Often overlooked due to actions going on at the same time in the Petersburg/Richmond region and over in northern Georgia, the Shenandoah Valley was also the scene of army movements and deadly fighting in the summer of 1864.
One of the men in Confederate General Jubal Early's army, and in William Terry's brigade (pictured) was Lt. John H. Worsham. A member of the 21st Virginia Infantry, Worsham had fought in the Valley two year earlier under Stonewall Jackson. Now, in 1864, he once again found himself in familiar confines as Early pushed on north toward Washington D.C. Worsham wrote the following about this week 150 years ago:
"On the 28th [June 1864] we resumed our march down the valley [northward] and felt perfectly at home, since nearly all of the valley from Staunton to the Potomac river was familiar to us, and many of its inhabitants old acquaintances. We stopped regularly at night and continued the march each day. On the afternoon of July 3d we reached Martinsburg, running in on the Yankees who were there, so suddenly, that they did not have time to move any of their stores. They were making big preparations to celebrate the Fourth, and many of the men had received boxes of good things from home and friends. The depot and express office were filled with articles of this kind. A guard was placed around these buildings and their storehouses. The express office was put in charge of a quartermaster who was an old friend of mine. At night I went there and inquired of the guard for him and and he let me into the building. He was very glad to see me, as he had only one man to help him get these articles in shape, and asked me to help him; this I consented to do, if he would give me a barrel of cakes. He said 'all right.' I found one and carried it out and turned it over to my company . . . who were profuse in their thanks for the cakes, and soon fell asleep,--dreaming of little cakes, big cakes, and a mountain made of cakes.

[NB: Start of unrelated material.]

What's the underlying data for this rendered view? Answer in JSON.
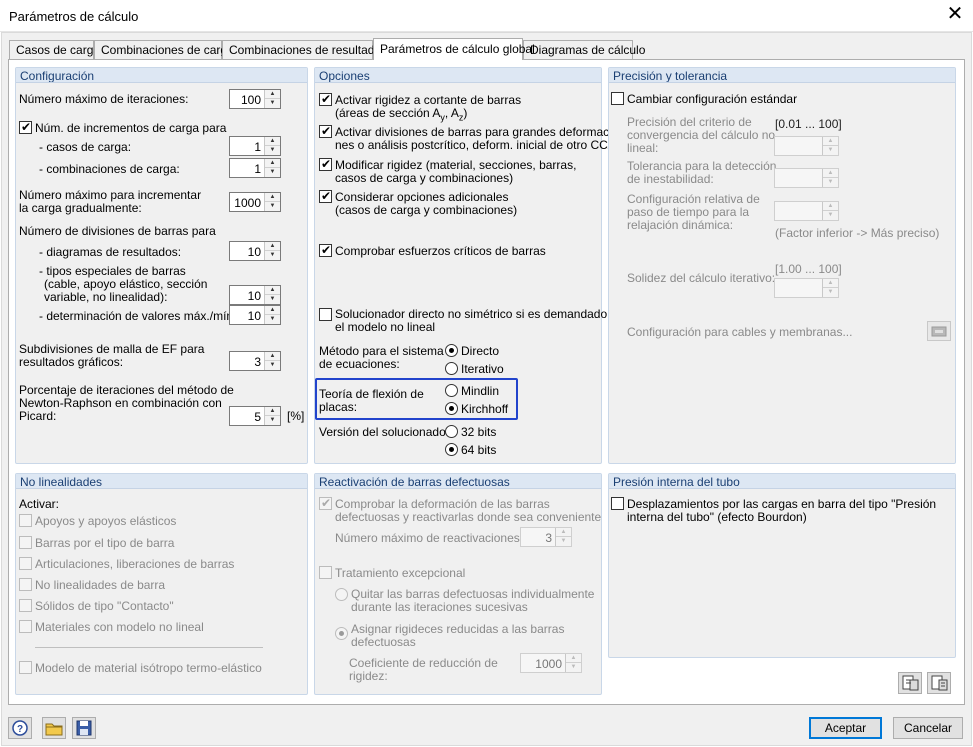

The next morning was the Fourth of July, 1864! Gen. Early did not move us at the usual early hour, but issued to the men the good things captured the evening before. They were divided among the men as fairly as possible, F Company getting a few oranges, lemons, cakes and candy, and a keg of lager beer. We certainly enjoyed the treat, and celebrated the day as well as we could for our hosts, and regretted they did not stay to preside for us. We drank their health with the wish that they would not do the like again. This was the biggest Fourth of July picnic celebration we enjoyed during the war. We took up our march and crossed the Potomac river at Shepherdstown."
Less than a week later Worsham and the rest of Early's army clashed with Gen. Lew Wallace's Federals at Monocacy, Maryland (July 9), then pushed on to the outskirts of Washington D.C.